Robustness modularity in complex networks
This work addresses the issue of interpretability in network community detection for researchers, but it is incremental as it builds upon existing modularity concepts.
The authors tackled the problem of assessing network modularity by proposing a new measure based on robustness, which evaluates the probability of finding trivial partitions under random perturbations, and introduced two correlated quality functions: modularity difference and information modularity. Tests on artificial and real graphs showed that robustness modularity can effectively assess and compare community structure strength.

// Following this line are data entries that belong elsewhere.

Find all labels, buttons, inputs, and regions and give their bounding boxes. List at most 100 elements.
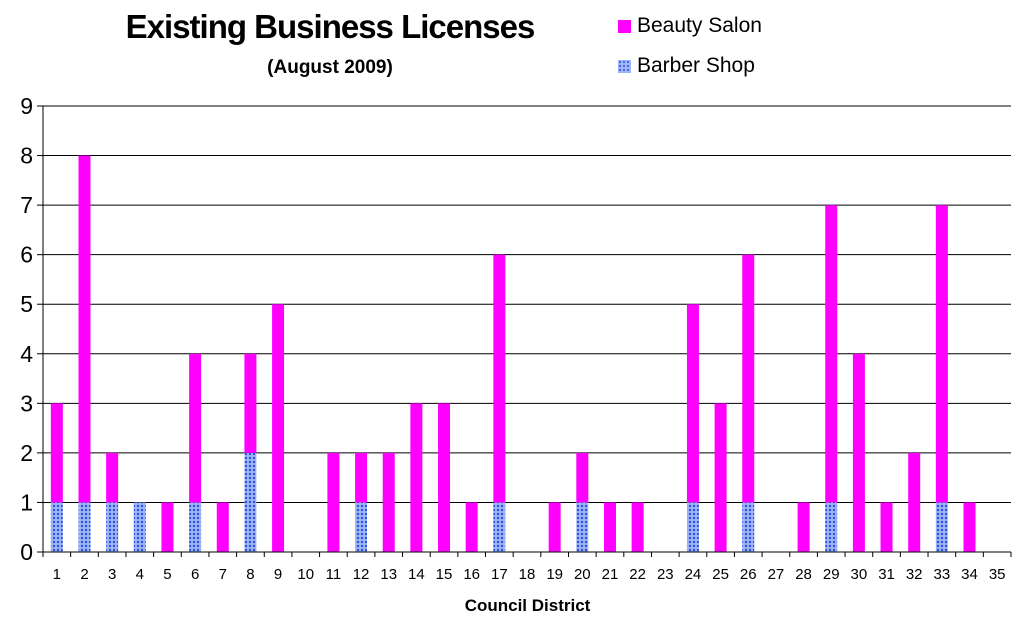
- x-tick-label: 23: [657, 566, 674, 583]
- bar-beauty-salon: [355, 452, 368, 503]
- x-tick-label: 15: [436, 566, 453, 583]
- chart-title: Existing Business Licenses: [125, 8, 536, 45]
- bar-barber-shop: [935, 502, 948, 552]
- x-tick-label: 32: [906, 566, 923, 583]
- x-tick-label: 29: [823, 566, 840, 583]
- bar-beauty-salon: [106, 452, 119, 503]
- x-tick-label: 25: [712, 566, 729, 583]
- bars: [50, 155, 976, 552]
- y-tick-label: 2: [20, 440, 33, 466]
- bar-beauty-salon: [908, 452, 921, 552]
- x-tick-label: 17: [491, 566, 508, 583]
- x-tick-label: 4: [136, 566, 144, 583]
- x-tick-label: 13: [380, 566, 397, 583]
- bar-barber-shop: [576, 502, 589, 552]
- x-tick-label: 27: [768, 566, 785, 583]
- bar-barber-shop: [189, 502, 202, 552]
- bar-beauty-salon: [576, 452, 589, 503]
- bar-beauty-salon: [631, 502, 644, 552]
- chart-subtitle: (August 2009): [267, 57, 393, 78]
- x-tick-label: 9: [274, 566, 282, 583]
- x-tick-label: 5: [163, 566, 171, 583]
- y-tick-label: 7: [20, 192, 33, 218]
- y-tick-label: 5: [20, 291, 33, 317]
- x-tick-label: 7: [219, 566, 227, 583]
- bar-barber-shop: [355, 502, 368, 552]
- bar-beauty-salon: [797, 502, 810, 552]
- x-axis-label: Council District: [464, 596, 591, 615]
- x-tick-label: 16: [463, 566, 480, 583]
- y-tick-label: 9: [20, 93, 33, 119]
- x-tick-label: 12: [353, 566, 370, 583]
- x-tick-label: 8: [246, 566, 254, 583]
- x-tick-label: 18: [519, 566, 536, 583]
- bar-beauty-salon: [880, 502, 893, 552]
- x-tick-label: 19: [546, 566, 563, 583]
- bar-barber-shop: [493, 502, 506, 552]
- grid-lines: [43, 105, 1011, 503]
- x-tick-label: 6: [191, 566, 199, 583]
- bar-beauty-salon: [78, 155, 91, 503]
- bar-beauty-salon: [686, 304, 699, 503]
- bar-beauty-salon: [852, 353, 865, 552]
- bar-beauty-salon: [161, 502, 174, 552]
- legend-swatch-barber-shop: [618, 59, 631, 73]
- bar-barber-shop: [825, 502, 838, 552]
- bar-beauty-salon: [825, 205, 838, 503]
- x-tick-label: 28: [795, 566, 812, 583]
- bar-barber-shop: [686, 502, 699, 552]
- bar-barber-shop: [244, 452, 257, 552]
- bar-beauty-salon: [327, 452, 340, 552]
- bar-beauty-salon: [465, 502, 478, 552]
- x-tick-label: 20: [574, 566, 591, 583]
- bar-beauty-salon: [935, 205, 948, 503]
- y-tick-label: 6: [20, 242, 33, 268]
- legend-item-beauty-salon: Beauty Salon: [618, 6, 762, 46]
- bar-beauty-salon: [382, 452, 395, 552]
- legend-swatch-beauty-salon: [618, 19, 631, 33]
- x-tick-label: 30: [851, 566, 868, 583]
- x-tick-label: 2: [80, 566, 88, 583]
- y-tick-label: 1: [20, 489, 33, 515]
- y-tick-label: 4: [20, 341, 33, 367]
- x-tick-label: 11: [326, 566, 342, 583]
- bar-beauty-salon: [272, 304, 285, 552]
- y-tick-label: 3: [20, 390, 33, 416]
- bar-barber-shop: [78, 502, 91, 552]
- legend-label-beauty-salon: Beauty Salon: [637, 14, 762, 37]
- bar-beauty-salon: [244, 353, 257, 453]
- bar-beauty-salon: [189, 353, 202, 503]
- bar-beauty-salon: [548, 502, 561, 552]
- x-tick-label: 34: [961, 566, 978, 583]
- x-tick-label: 26: [740, 566, 757, 583]
- x-tick-label: 33: [934, 566, 951, 583]
- bar-beauty-salon: [714, 403, 727, 552]
- x-tick-label: 31: [878, 566, 895, 583]
- bar-beauty-salon: [603, 502, 616, 552]
- bar-beauty-salon: [963, 502, 976, 552]
- x-tick-label: 1: [53, 566, 61, 583]
- chart-legend: Beauty Salon Barber Shop: [618, 6, 762, 86]
- bar-beauty-salon: [493, 254, 506, 503]
- bar-barber-shop: [50, 502, 63, 552]
- bar-beauty-salon: [50, 403, 63, 503]
- x-tick-label: 3: [108, 566, 116, 583]
- x-tick-label: 22: [629, 566, 646, 583]
- legend-item-barber-shop: Barber Shop: [618, 46, 762, 86]
- x-tick-label: 24: [685, 566, 702, 583]
- x-tick-label: 14: [408, 566, 425, 583]
- bar-beauty-salon: [742, 254, 755, 503]
- bar-beauty-salon: [438, 403, 451, 552]
- y-tick-label: 0: [20, 539, 33, 565]
- y-tick-label: 8: [20, 143, 33, 169]
- bar-barber-shop: [133, 502, 146, 552]
- x-tick-label: 10: [297, 566, 314, 583]
- x-tick-label: 21: [602, 566, 619, 583]
- bar-beauty-salon: [216, 502, 229, 552]
- bar-barber-shop: [106, 502, 119, 552]
- bar-beauty-salon: [410, 403, 423, 552]
- bar-barber-shop: [742, 502, 755, 552]
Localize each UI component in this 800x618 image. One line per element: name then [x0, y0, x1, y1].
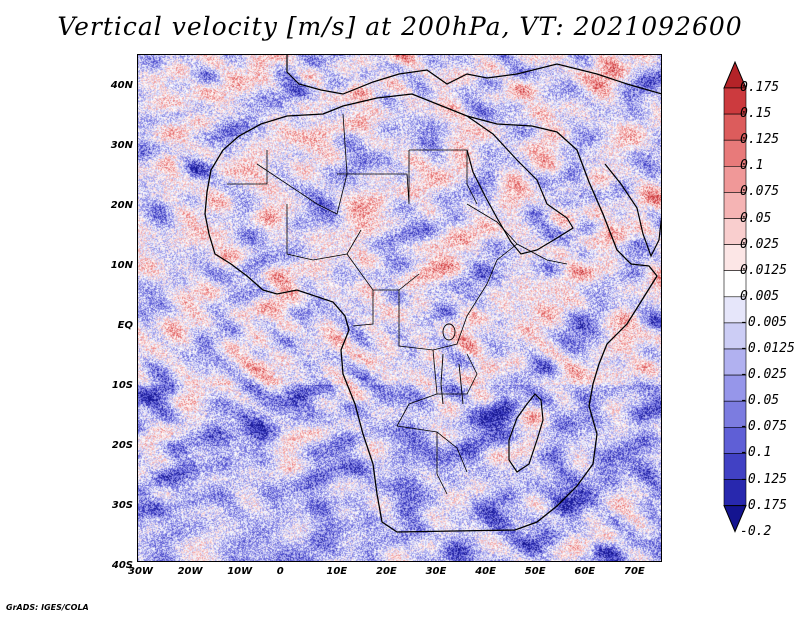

A basic question in network community detection is how modular a given network is. This is usually addressed by evaluating the quality of partitions detected in the network. The Girvan-Newman (GN) modularity function is the standard way to make this assessment, but it has a number of drawbacks. Most importantly, it is not clearly interpretable, given that the measure can take relatively large values on partitions of random networks without communities. Here we propose a new measure based on the concept of robustness: modularity is the probability to find trivial partitions when the structure of the network is randomly perturbed. This concept can be implemented for any clustering algorithm capable of telling when a group structure is absent. Tests on artificial and real graphs reveal that robustness modularity can be used to assess and compare the strength of the community structure of different networks. We also introduce two other quality functions: modularity difference, a suitably normalized version of the GN modularity; information modularity, a measure of distance based on information compression. Both measures are strongly correlated with robustness modularity, and are promising options as well.